Turkish and Iranian Foreign Ministers Hakan Fidan and Abbas AraghchiPhoto: REUTERS
Whatever mess the US and Israel create in Iran, Turkey will have to deal with the consequences, including large refugee inflows. From the Iranian Revolution in 1979 to the Gulf War in 1990-91 to the Syrian civil war more recently, regime change in Turkey’s neighborhood – or botched attempts at it – has invariably placed a heavy security and humanitarian burden on the country. With some 3.2 million refugees from Syria alone, Turkey is one of the world’s largest refugee-hosting countries. Iran’s population, at more than 90 million, is nearly four times larger than Syria’s.
Refugee inflows from Iran would also place considerable strain on Turkey’s economy, at a time when the country is attempting to rein in once-runaway inflation. Erdoğan’s government has managed to bring down inflation from 70% to 30% over the last two and a half years, and is aiming to drive it into single digits before the next electoral cycle in 2028. Prolonged instability in Iran could significantly hinder this effort through rising oil prices and heightened risk aversion in international capital markets.

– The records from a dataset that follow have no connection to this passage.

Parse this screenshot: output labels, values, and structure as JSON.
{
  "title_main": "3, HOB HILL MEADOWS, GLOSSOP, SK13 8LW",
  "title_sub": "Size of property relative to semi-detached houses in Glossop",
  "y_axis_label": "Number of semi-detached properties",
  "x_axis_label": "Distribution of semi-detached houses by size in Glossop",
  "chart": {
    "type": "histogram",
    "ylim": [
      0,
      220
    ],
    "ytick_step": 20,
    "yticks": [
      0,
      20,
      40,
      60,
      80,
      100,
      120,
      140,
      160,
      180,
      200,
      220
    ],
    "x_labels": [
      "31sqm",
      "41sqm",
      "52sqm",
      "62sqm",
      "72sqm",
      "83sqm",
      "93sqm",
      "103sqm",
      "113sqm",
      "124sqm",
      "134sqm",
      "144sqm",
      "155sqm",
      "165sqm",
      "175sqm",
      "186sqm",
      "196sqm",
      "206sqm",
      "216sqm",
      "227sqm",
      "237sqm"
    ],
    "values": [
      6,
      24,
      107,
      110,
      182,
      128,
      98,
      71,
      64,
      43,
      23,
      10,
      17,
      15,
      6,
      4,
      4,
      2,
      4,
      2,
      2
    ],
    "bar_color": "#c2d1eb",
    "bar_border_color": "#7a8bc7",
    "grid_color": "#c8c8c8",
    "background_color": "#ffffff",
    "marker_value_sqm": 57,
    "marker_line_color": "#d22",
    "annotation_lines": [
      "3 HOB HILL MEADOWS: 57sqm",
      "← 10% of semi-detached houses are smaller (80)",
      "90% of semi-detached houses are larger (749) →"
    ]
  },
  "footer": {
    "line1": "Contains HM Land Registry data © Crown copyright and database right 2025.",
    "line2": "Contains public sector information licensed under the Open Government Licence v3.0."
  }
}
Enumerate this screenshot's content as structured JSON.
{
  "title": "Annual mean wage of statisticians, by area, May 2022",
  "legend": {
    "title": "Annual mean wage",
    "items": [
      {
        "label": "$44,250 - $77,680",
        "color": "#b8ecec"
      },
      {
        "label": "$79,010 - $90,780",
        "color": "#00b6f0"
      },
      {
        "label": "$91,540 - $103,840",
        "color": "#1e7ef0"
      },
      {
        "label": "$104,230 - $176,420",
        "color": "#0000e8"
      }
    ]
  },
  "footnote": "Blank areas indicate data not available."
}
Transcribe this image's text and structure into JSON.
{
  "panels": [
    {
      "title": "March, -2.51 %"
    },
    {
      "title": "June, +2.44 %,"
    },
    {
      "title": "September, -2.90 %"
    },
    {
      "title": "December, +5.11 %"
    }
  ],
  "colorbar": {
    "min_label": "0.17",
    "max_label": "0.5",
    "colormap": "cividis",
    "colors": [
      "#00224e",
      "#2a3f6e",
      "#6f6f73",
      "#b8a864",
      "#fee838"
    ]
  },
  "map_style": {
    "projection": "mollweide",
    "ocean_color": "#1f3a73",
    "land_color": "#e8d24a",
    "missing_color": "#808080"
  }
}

An acute awareness of these risks drove Turkey’s efforts to avert the current conflict, including by offering to mediate negotiations between the US and Iran. When those efforts failed, Oman stepped in, and the doomed talks then moved to Switzerland, which has long served as a back channel between the two countries. Now, Turkey is seeking to help end the violence as quickly as possible – before the Iranian regime collapses.

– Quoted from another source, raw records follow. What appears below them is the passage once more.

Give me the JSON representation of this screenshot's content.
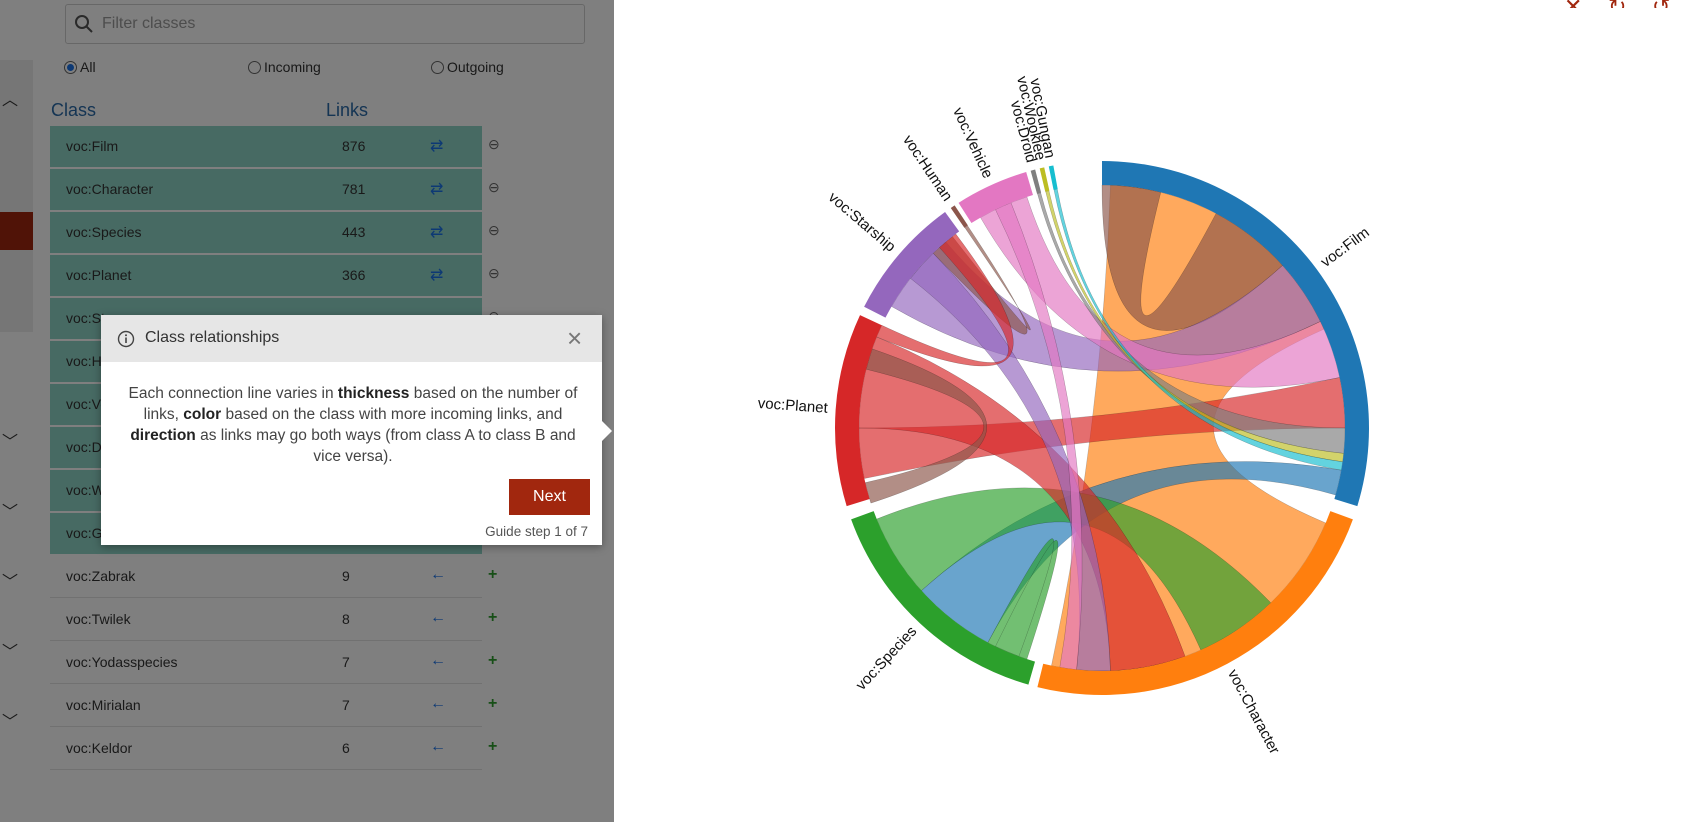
{
  "filter": {
    "placeholder": "Filter classes"
  },
  "radios": {
    "all": "All",
    "incoming": "Incoming",
    "outgoing": "Outgoing"
  },
  "table": {
    "col_class": "Class",
    "col_links": "Links",
    "rows": [
      {
        "name": "voc:Film",
        "count": "876",
        "dir": "⇄",
        "action": "⊖",
        "selected": true
      },
      {
        "name": "voc:Character",
        "count": "781",
        "dir": "⇄",
        "action": "⊖",
        "selected": true
      },
      {
        "name": "voc:Species",
        "count": "443",
        "dir": "⇄",
        "action": "⊖",
        "selected": true
      },
      {
        "name": "voc:Planet",
        "count": "366",
        "dir": "⇄",
        "action": "⊖",
        "selected": true
      },
      {
        "name": "voc:St",
        "count": "",
        "dir": "",
        "action": "⊖",
        "selected": true
      },
      {
        "name": "voc:Hu",
        "count": "",
        "dir": "",
        "action": "",
        "selected": true
      },
      {
        "name": "voc:Ve",
        "count": "",
        "dir": "",
        "action": "",
        "selected": true
      },
      {
        "name": "voc:Dr",
        "count": "",
        "dir": "",
        "action": "",
        "selected": true
      },
      {
        "name": "voc:W",
        "count": "",
        "dir": "",
        "action": "",
        "selected": true
      },
      {
        "name": "voc:Gu",
        "count": "",
        "dir": "",
        "action": "",
        "selected": true
      },
      {
        "name": "voc:Zabrak",
        "count": "9",
        "dir": "←",
        "action": "+",
        "selected": false
      },
      {
        "name": "voc:Twilek",
        "count": "8",
        "dir": "←",
        "action": "+",
        "selected": false
      },
      {
        "name": "voc:Yodasspecies",
        "count": "7",
        "dir": "←",
        "action": "+",
        "selected": false
      },
      {
        "name": "voc:Mirialan",
        "count": "7",
        "dir": "←",
        "action": "+",
        "selected": false
      },
      {
        "name": "voc:Keldor",
        "count": "6",
        "dir": "←",
        "action": "+",
        "selected": false
      }
    ]
  },
  "tooltip": {
    "title": "Class relationships",
    "close": "×",
    "text_1": "Each connection line varies in ",
    "bold_1": "thickness",
    "text_2": " based on the number of links, ",
    "bold_2": "color",
    "text_3": " based on the class with more incoming links, and ",
    "bold_3": "direction",
    "text_4": " as links may go both ways (from class A to class B and vice versa).",
    "next": "Next",
    "step": "Guide step 1 of 7"
  },
  "chord": {
    "groups": [
      {
        "name": "voc:Film",
        "color": "#1f77b4",
        "start": 0.0,
        "end": 107.0
      },
      {
        "name": "voc:Character",
        "color": "#ff7f0e",
        "start": 110.0,
        "end": 194.0
      },
      {
        "name": "voc:Species",
        "color": "#2ca02c",
        "start": 196.0,
        "end": 250.0
      },
      {
        "name": "voc:Planet",
        "color": "#d62728",
        "start": 253.0,
        "end": 295.0
      },
      {
        "name": "voc:Starship",
        "color": "#9467bd",
        "start": 297.0,
        "end": 324.0
      },
      {
        "name": "voc:Human",
        "color": "#8c564b",
        "start": 325.5,
        "end": 326.5
      },
      {
        "name": "voc:Vehicle",
        "color": "#e377c2",
        "start": 327.5,
        "end": 343.5
      },
      {
        "name": "voc:Droid",
        "color": "#7f7f7f",
        "start": 344.5,
        "end": 345.5
      },
      {
        "name": "voc:Wookiee",
        "color": "#bcbd22",
        "start": 346.5,
        "end": 347.5
      },
      {
        "name": "voc:Gungan",
        "color": "#17becf",
        "start": 348.5,
        "end": 349.5
      }
    ],
    "ribbons": [
      {
        "color": "#ff7f0e",
        "a": [
          2,
          66
        ],
        "b": [
          113,
          192
        ]
      },
      {
        "color": "#8c564b",
        "a": [
          28,
          48
        ],
        "b": [
          0,
          14
        ]
      },
      {
        "color": "#9467bd",
        "a": [
          48,
          64
        ],
        "b": [
          300,
          320
        ]
      },
      {
        "color": "#e377c2",
        "a": [
          64,
          78
        ],
        "b": [
          330,
          342
        ]
      },
      {
        "color": "#d62728",
        "a": [
          78,
          90
        ],
        "b": [
          258,
          270
        ]
      },
      {
        "color": "#7f7f7f",
        "a": [
          90,
          96
        ],
        "b": [
          344.6,
          345.4
        ]
      },
      {
        "color": "#bcbd22",
        "a": [
          96,
          98
        ],
        "b": [
          346.6,
          347.4
        ]
      },
      {
        "color": "#17becf",
        "a": [
          98,
          100
        ],
        "b": [
          348.6,
          349.4
        ]
      },
      {
        "color": "#1f77b4",
        "a": [
          100,
          106
        ],
        "b": [
          208,
          228
        ]
      },
      {
        "color": "#2ca02c",
        "a": [
          136,
          156
        ],
        "b": [
          228,
          248
        ]
      },
      {
        "color": "#d62728",
        "a": [
          160,
          178
        ],
        "b": [
          270,
          292
        ]
      },
      {
        "color": "#9467bd",
        "a": [
          178,
          186
        ],
        "b": [
          308,
          316
        ]
      },
      {
        "color": "#e377c2",
        "a": [
          186,
          190
        ],
        "b": [
          334,
          338
        ]
      },
      {
        "color": "#2ca02c",
        "a": [
          198,
          208
        ],
        "b": [
          200,
          206
        ]
      },
      {
        "color": "#8c564b",
        "a": [
          252,
          257
        ],
        "b": [
          284,
          289
        ]
      },
      {
        "color": "#8c564b",
        "a": [
          316,
          322
        ],
        "b": [
          325.6,
          326.4
        ]
      },
      {
        "color": "#d62728",
        "a": [
          292,
          295
        ],
        "b": [
          318,
          323
        ]
      }
    ]
  }
}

But while avoiding a protracted conflict and the fracturing of Iran is vital to Turkey’s interests, so is ensuring that the war’s outcome does not represent a victory for the regime. A victorious Islamic Republic would undoubtedly be emboldened to withdraw from the Nuclear Non-Proliferation Treaty and accelerate its effort to become a nuclear-weapons state, or at least a nuclear-threshold state. A nuclear Iran would upend a regional balance of power that has lately tilted toward Turkey.
Turkish and Iranian Foreign Ministers Hakan Fidan and Abbas AraghchiPhoto: REUTERS
Turkey’s preferred outcome would thus be a managed degradation of Iran’s ambitions and capabilities. The Venezuela precedent might be useful here. When the US removed President Nicolás Maduro, it did not install an opposition government; instead, it allowed a pliable leadership cadre from within the existing regime to take over.

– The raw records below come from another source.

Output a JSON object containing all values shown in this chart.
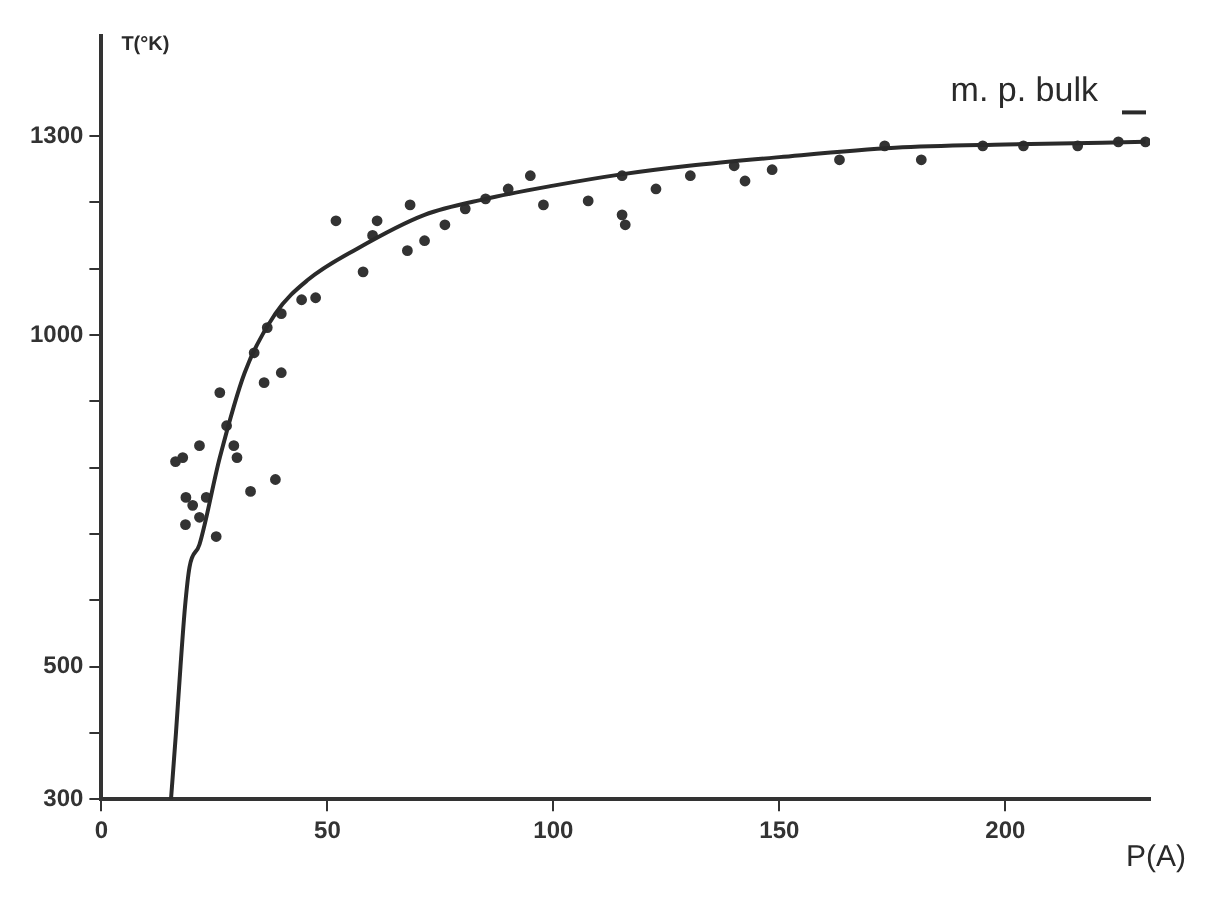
{
  "chart_data": {
    "type": "scatter",
    "xlabel": "P(A)",
    "ylabel": "T(°K)",
    "xlim": [
      0,
      232
    ],
    "ylim": [
      300,
      1450
    ],
    "xticks": [
      0,
      50,
      100,
      150,
      200
    ],
    "yticks": [
      300,
      {
        "value": 400,
        "label": null
      },
      500,
      {
        "value": 600,
        "label": null
      },
      {
        "value": 700,
        "label": null
      },
      {
        "value": 800,
        "label": null
      },
      {
        "value": 900,
        "label": null
      },
      1000,
      {
        "value": 1100,
        "label": null
      },
      {
        "value": 1200,
        "label": null
      },
      1300
    ],
    "grid": false,
    "legend": false,
    "annotations": [
      "m. p. bulk"
    ],
    "series": [
      {
        "type": "line",
        "color": "#2a2a2a",
        "marker": "none",
        "line_style": "solid",
        "x": [
          15.4,
          16.5,
          17.5,
          18.5,
          19.5,
          21.7,
          26.2,
          31.7,
          38.5,
          45.7,
          56.6,
          71.5,
          85,
          100,
          115,
          130,
          150,
          175.6,
          200,
          231
        ],
        "values": [
          300,
          400,
          500,
          590,
          650,
          684,
          815,
          943,
          1032,
          1083,
          1130,
          1181,
          1205,
          1225,
          1242,
          1255,
          1268,
          1282,
          1287,
          1291
        ]
      },
      {
        "type": "scatter",
        "color": "#333333",
        "marker": "circle",
        "x": [
          16.4,
          18,
          18.7,
          20.2,
          23.2,
          21.7,
          18.6,
          25.4,
          33,
          38.5,
          21.7,
          26.2,
          29.3,
          30,
          27.7,
          36,
          39.8,
          33.8,
          39.8,
          44.3,
          36.7,
          47.4,
          51.9,
          57.9,
          61,
          67.7,
          71.5,
          76,
          68.3,
          80.5,
          85,
          94.9,
          97.8,
          107.7,
          115.2,
          115.9,
          115.2,
          122.7,
          130.3,
          142.4,
          148.4,
          173.3,
          181.4,
          163.3,
          204,
          216,
          225,
          231,
          60,
          90,
          140,
          195
        ],
        "values": [
          809,
          815,
          755,
          743,
          755,
          725,
          714,
          696,
          764,
          782,
          833,
          913,
          833,
          815,
          863,
          928,
          943,
          973,
          1032,
          1053,
          1011,
          1056,
          1172,
          1095,
          1172,
          1127,
          1142,
          1166,
          1196,
          1190,
          1205,
          1240,
          1196,
          1202,
          1181,
          1166,
          1240,
          1220,
          1240,
          1232,
          1249,
          1285,
          1264,
          1264,
          1285,
          1285,
          1291,
          1291,
          1150,
          1220,
          1255,
          1285
        ]
      }
    ]
  }
}
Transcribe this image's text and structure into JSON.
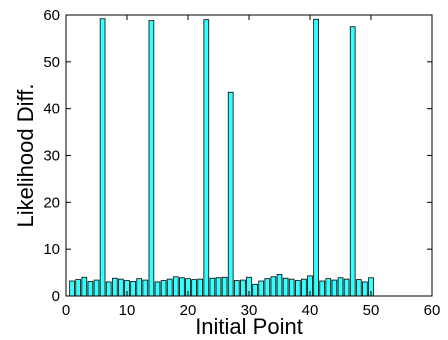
{
  "chart_data": {
    "type": "bar",
    "title": "",
    "xlabel": "Initial Point",
    "ylabel": "Likelihood Diff.",
    "xlim": [
      0,
      60
    ],
    "ylim": [
      0,
      60
    ],
    "xticks": [
      0,
      10,
      20,
      30,
      40,
      50,
      60
    ],
    "yticks": [
      0,
      10,
      20,
      30,
      40,
      50,
      60
    ],
    "grid": false,
    "bar_color": "#33ffff",
    "edge_color": "#000000",
    "x": [
      1,
      2,
      3,
      4,
      5,
      6,
      7,
      8,
      9,
      10,
      11,
      12,
      13,
      14,
      15,
      16,
      17,
      18,
      19,
      20,
      21,
      22,
      23,
      24,
      25,
      26,
      27,
      28,
      29,
      30,
      31,
      32,
      33,
      34,
      35,
      36,
      37,
      38,
      39,
      40,
      41,
      42,
      43,
      44,
      45,
      46,
      47,
      48,
      49,
      50
    ],
    "values": [
      3.2,
      3.5,
      4.0,
      3.1,
      3.4,
      59.2,
      3.0,
      3.8,
      3.6,
      3.3,
      3.1,
      3.7,
      3.4,
      58.8,
      3.0,
      3.3,
      3.6,
      4.1,
      3.9,
      3.7,
      3.5,
      3.6,
      59.0,
      3.8,
      3.9,
      4.0,
      43.5,
      3.3,
      3.4,
      4.0,
      2.5,
      3.2,
      3.7,
      4.1,
      4.6,
      3.8,
      3.6,
      3.3,
      3.6,
      4.3,
      59.1,
      3.2,
      3.7,
      3.4,
      3.9,
      3.6,
      57.5,
      3.5,
      3.0,
      3.9
    ]
  }
}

A similar approach could be taken in Iran. If the next set of leaders comes from within the regime, they will retain the support of the domestic religious and political establishment and command sufficient legitimacy to accept an onerous deal to cease uranium enrichment, curtail Iran’s ballistic-missile program, and end its regional proxies’ destabilizing activities.
In the coming weeks, Turkey’s state and intelligence resources are likely to focus on identifying and contacting key players within Iran who fit the bill. Then, when the time is right, Turkey could seek to connect these figures to relevant international players, setting the stage for an early and sustainable agreement to end the conflict.